MicrosoftDocs / azure-docs

Open source documentation of Microsoft Azure
https://docs.microsoft.com/azure
Creative Commons Attribution 4.0 International
10.19k stars 21.33k forks source link

problems downloading ClinVar dataset #99031

Open smrgit opened 1 year ago

smrgit commented 1 year ago

For various reasons, I have not been able to get set up with the azureml python package, and instead have been trying to use azcopy.
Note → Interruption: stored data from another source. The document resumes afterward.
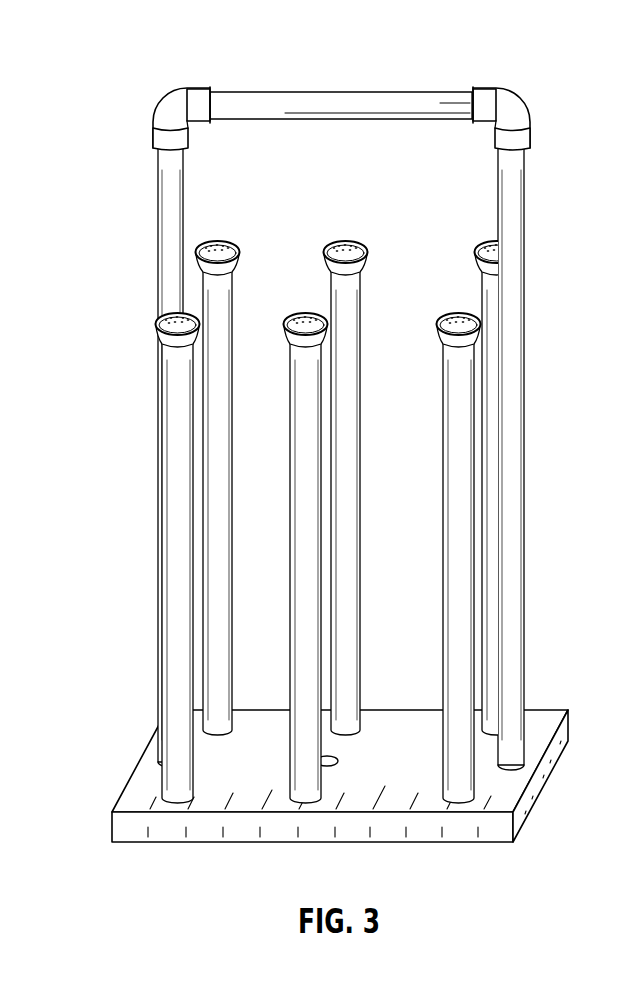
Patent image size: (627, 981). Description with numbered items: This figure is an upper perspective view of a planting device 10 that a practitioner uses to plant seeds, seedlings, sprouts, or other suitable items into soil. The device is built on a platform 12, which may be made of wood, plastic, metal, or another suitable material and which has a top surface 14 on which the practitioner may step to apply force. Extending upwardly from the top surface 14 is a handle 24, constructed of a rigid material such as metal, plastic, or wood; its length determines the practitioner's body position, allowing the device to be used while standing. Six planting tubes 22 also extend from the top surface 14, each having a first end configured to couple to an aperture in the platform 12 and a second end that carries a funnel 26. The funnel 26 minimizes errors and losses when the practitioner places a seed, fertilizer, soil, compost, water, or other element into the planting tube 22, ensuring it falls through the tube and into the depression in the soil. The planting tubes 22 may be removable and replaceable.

The planting device 10 is at (160, 77).
The platform 12 is at (206, 829).
The top surface 14 is at (545, 725).
The planting tube 22 is at (458, 485).
The handle 24 is at (510, 106).
The funnel 26 is at (480, 325).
Although I am able to use azcopy to download the md5 file, I have not been able to do a listing of the container/folder or download the main XML file.

Specifically, this command works: azcopy cp "https://datasetclinvar.blob.core.windows.net/dataset/ClinVarFullRelease_00-latest.xml.gz.md5?sv=2019-02-02&se=2050-01-01T08%3A00%3A00Z&si=prod&sr=c&sig=qFPPwPba1RmBvaffkzkLuzabYU5dZstSTgMwxuLNME8%3D" ClinVarFullRelease_00-latest.xml.gz.md5

but this one does not: azcopy cp "https://datasetclinvar.blob.core.windows.net/dataset/ClinVarFullRelease_00-latest.xml.gz?sv=2019-02-02&se=2050-01-01T08%3A00%3A00Z&si=prod&sr=c&sig=qFPPwPba1RmBvaffkzkLuzabYU5dZstSTgMwxuLNME8%3D" ClinVarFullRelease_00-latest.xml.gz

and neither does "azcopy ls"

I'm also wondering why this container requires a SAS token (for a completely open-access dataset), whereas, for example, the gnomAD dataset does not. It seems like the SAS token details are preventing me from being able to do a listing of the container to identify the specific XML file(s) of interest.

I also wanted to ask if you do any security-scanning of this data in the process of mirroring it every day?


Document Details

Do not edit this section. It is required for learn.microsoft.com ➟ GitHub issue linking.

SaibabaBalapur-MSFT commented 1 year ago

@smrgit Thanks for your feedback! We will investigate and update as appropriate.

CreRecombinase commented 1 month ago

Any update? The permissions for clinvar are still broken.